If you kept updating your Pi-hole installation, you actually has a normal and functional installation. The only (and very specific) issue is your lighttpd with 2 different config directories.

I never saw a similar report, but looking at your debug log, I think there is a simple solution to your case:

1. uncomment the include line loading files from /etc/lighttpd/conf.d;
2. remove the file /etc/lighttpd/conf-enabled/15-pihole-admin.conf. This file probably wasn't updated since the directory /etc/lighttpd/conf.d was created.

I think this will avoid the duplication and you will be able to update Pi-hole normally.

[PromoFaux]

Worth pointing out that with V6 (currently in beta) does away with lighttpd as the web server as it is all handled by the FTL binary, so issues like this should be a thing of the past

[gstrauss]

Respectfully, the historical problems with pi-hole overwritting the system lighttpd.conf is not a problem with lighttpd, but rather with pi-hole installation scripts. This was mostly fixed in pi-hole over a year ago with a PR that I submitted and @PromoFaux reviewed and committed.

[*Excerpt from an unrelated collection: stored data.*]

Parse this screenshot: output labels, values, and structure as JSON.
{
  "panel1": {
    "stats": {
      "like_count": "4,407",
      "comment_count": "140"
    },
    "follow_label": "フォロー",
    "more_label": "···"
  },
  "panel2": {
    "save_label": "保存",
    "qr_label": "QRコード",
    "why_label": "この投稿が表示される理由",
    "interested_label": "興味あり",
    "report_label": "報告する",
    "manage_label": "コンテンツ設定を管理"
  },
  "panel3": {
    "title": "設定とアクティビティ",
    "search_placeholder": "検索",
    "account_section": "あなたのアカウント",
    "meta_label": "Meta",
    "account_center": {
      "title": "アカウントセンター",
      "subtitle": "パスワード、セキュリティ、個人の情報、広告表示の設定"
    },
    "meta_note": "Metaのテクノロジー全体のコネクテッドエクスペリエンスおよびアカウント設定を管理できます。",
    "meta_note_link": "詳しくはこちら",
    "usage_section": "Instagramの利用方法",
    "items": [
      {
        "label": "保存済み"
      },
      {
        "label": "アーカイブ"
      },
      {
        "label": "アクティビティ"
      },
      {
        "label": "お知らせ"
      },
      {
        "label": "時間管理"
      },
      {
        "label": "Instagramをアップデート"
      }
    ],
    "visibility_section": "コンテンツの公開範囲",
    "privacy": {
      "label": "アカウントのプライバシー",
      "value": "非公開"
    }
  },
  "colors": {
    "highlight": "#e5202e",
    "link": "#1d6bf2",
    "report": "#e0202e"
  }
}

As the "OVERWRITTEN BY PI-HOLE" configs are still supported by pi-hole, and it seems like that is what @neuffer is running, one option for @neuffer is to uninstall pi-hole to remove the old configs, and then to reinstall pi-hole. I posted above that there appears to be some improvements to be made. Would you accept a PR for those items mentioned further above?

[PromoFaux]

Thanks, but there is probably very little to be gained at this stage, as the aforementioned V6 will be released sooner rather than later. I'd like to be hopeful and say this year, even!